In Italian, Alex said, "This is Alex. Is Sal ok?"
There was a sharp inhale, the sound of a light clicking on, and movement. "Where are you?" Sal's brother demanded, also in Italian.
She continued in Italian, "I'm in the Rosewood Meadows Psychiatric facility in Alabama. I was picked up by the police the day that Sal got shot. Is he ok?" Alex heard a door open and footsteps coming down the hall outside. Clearly, she'd been spotted on the security cameras and they'd managed to organize a posse to come get her.
"Sal's dead," Mario reported emotionlessly.
The ground disappeared beneath Alex and she dropped into the abyss. Every cell in her body screamed. When she managed to remember to breathe again, she begged, "I need help. Please get me out of here. I'll do anything. I'll come work for the family. Whatever you need."
The office door crashed open and four orderlies came in. One was wielding an ominously large hypodermic. Alex dropped the phone as they rushed her.
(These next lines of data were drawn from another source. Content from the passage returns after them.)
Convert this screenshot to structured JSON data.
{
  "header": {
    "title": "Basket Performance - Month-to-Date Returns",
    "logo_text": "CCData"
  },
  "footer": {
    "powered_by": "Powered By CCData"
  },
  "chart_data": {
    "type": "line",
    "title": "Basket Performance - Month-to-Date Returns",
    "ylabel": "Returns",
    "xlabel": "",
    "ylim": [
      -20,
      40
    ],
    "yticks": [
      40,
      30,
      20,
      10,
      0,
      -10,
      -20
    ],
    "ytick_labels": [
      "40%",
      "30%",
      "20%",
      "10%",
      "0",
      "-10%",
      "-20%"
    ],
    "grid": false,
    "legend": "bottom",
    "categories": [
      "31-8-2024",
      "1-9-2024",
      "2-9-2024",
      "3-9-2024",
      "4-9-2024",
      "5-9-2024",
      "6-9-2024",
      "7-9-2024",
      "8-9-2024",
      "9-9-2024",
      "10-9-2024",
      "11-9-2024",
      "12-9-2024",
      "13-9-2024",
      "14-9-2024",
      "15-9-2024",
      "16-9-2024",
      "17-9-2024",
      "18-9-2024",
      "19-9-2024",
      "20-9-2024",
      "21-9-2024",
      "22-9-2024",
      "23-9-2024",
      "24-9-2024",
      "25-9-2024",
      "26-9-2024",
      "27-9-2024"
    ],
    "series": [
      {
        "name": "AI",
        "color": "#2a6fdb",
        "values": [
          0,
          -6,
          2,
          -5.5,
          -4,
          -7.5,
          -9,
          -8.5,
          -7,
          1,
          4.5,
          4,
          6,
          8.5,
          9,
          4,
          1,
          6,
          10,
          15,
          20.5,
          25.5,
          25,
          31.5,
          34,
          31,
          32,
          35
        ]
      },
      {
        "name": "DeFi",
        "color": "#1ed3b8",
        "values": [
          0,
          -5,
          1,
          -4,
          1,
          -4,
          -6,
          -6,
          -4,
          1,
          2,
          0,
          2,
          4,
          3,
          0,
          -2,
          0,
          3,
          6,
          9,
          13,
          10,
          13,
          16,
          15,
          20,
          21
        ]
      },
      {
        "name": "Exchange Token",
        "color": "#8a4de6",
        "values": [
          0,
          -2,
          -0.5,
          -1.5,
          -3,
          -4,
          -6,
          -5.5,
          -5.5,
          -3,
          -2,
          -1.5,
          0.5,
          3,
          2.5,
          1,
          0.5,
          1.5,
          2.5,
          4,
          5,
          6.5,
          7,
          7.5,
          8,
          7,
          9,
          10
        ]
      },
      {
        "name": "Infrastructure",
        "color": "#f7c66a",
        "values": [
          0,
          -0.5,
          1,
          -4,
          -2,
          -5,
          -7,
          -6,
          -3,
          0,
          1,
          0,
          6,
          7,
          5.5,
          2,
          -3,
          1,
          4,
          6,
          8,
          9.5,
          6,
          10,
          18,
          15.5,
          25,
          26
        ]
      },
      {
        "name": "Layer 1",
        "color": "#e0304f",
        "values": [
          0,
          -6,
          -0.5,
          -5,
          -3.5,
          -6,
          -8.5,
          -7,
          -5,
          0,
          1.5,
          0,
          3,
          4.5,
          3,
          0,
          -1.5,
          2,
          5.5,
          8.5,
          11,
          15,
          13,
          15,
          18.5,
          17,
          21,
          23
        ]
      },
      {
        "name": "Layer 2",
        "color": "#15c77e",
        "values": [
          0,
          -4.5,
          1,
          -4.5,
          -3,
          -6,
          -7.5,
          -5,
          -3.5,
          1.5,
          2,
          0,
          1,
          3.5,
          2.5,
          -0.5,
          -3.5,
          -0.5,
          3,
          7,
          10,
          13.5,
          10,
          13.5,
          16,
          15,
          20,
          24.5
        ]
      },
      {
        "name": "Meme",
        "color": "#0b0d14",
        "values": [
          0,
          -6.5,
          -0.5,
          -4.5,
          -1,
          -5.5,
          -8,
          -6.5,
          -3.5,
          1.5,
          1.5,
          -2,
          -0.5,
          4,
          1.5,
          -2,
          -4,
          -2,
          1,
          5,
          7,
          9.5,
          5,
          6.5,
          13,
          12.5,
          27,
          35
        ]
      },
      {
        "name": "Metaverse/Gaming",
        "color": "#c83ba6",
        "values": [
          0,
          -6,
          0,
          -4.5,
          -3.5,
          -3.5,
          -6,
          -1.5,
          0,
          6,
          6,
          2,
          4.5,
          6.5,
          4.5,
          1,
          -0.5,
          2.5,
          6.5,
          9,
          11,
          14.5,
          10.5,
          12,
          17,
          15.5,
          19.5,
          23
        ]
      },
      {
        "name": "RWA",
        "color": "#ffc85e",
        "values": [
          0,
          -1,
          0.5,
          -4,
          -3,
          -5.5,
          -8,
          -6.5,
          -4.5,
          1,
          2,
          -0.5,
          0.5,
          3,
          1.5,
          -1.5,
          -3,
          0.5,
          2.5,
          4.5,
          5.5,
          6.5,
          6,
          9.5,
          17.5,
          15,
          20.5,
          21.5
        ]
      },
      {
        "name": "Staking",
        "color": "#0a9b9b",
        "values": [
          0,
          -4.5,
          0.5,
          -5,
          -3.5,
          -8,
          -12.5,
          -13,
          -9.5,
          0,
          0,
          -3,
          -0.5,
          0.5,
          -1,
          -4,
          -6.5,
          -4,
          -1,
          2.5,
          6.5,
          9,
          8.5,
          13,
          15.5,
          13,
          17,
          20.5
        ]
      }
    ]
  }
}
She didn't even bother fighting them, until they touched her, and then she kicked and screamed. Somewhere in the back of her mind, she knew not to use deadly martial arts on them. It wasn't their fault. She broke bones before they subdued her anyway.
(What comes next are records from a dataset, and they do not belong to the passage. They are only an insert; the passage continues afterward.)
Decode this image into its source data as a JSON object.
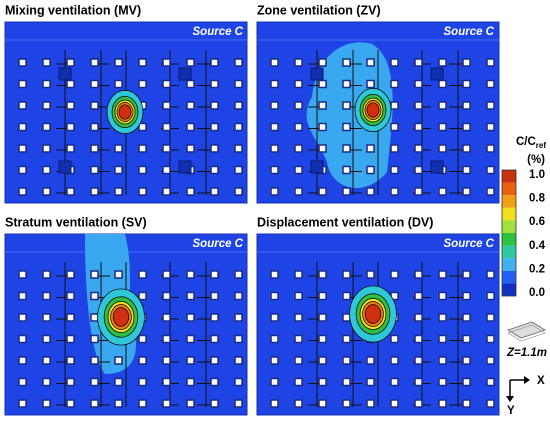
{
  "panels": [
    {
      "title": "Mixing ventilation (MV)",
      "source": "Source C"
    },
    {
      "title": "Zone ventilation (ZV)",
      "source": "Source C"
    },
    {
      "title": "Stratum ventilation (SV)",
      "source": "Source C"
    },
    {
      "title": "Displacement ventilation (DV)",
      "source": "Source C"
    }
  ],
  "colorbar": {
    "title": "C/C",
    "title_subscript": "ref",
    "unit": "(%)",
    "ticks": [
      "1.0",
      "0.8",
      "0.6",
      "0.4",
      "0.2",
      "0.0"
    ]
  },
  "height_label": "Z=1.1m",
  "axes": {
    "x": "X",
    "y": "Y"
  }
}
This was followed by two days in a straight jacket, chained to a bed. Heavily drugged, Alex alternated between horrible memory-nightmares and babbling complex equations. At moments when she was coherent enough to really be awake, she found herself laying in vomit and wished she were dead
too. They'd killed Sal and she hadn't been there for him. He must have been worried and frightened and she wasn't there to comfort him. The doctor came by several times and Alex thought that her mumbling would just confirm her crazy diagnosis, but she was unable to stop herself.
Eventually, they reduced her medication and thankfully stopped the antipsychotic medicine and let her rejoin the patient population. An hour later, she was escorted to her psychiatrist's office where she refused to discuss things she'd said while drugged. She asked to make a phone call and the psychiatrist refused. She was escorted back to the patients' common room. She saw D.I. and sat across from her at the checkers board.
"So I hear you lost all your points, V.Q.," D.I. observed, randomly moving a checkers piece illegally.
Alex also moved a different piece of the same color. She whispered, "Third shower head from the left. Be careful it doesn't fall down the drain." Alex stood up and went over to the room's corner and threw up.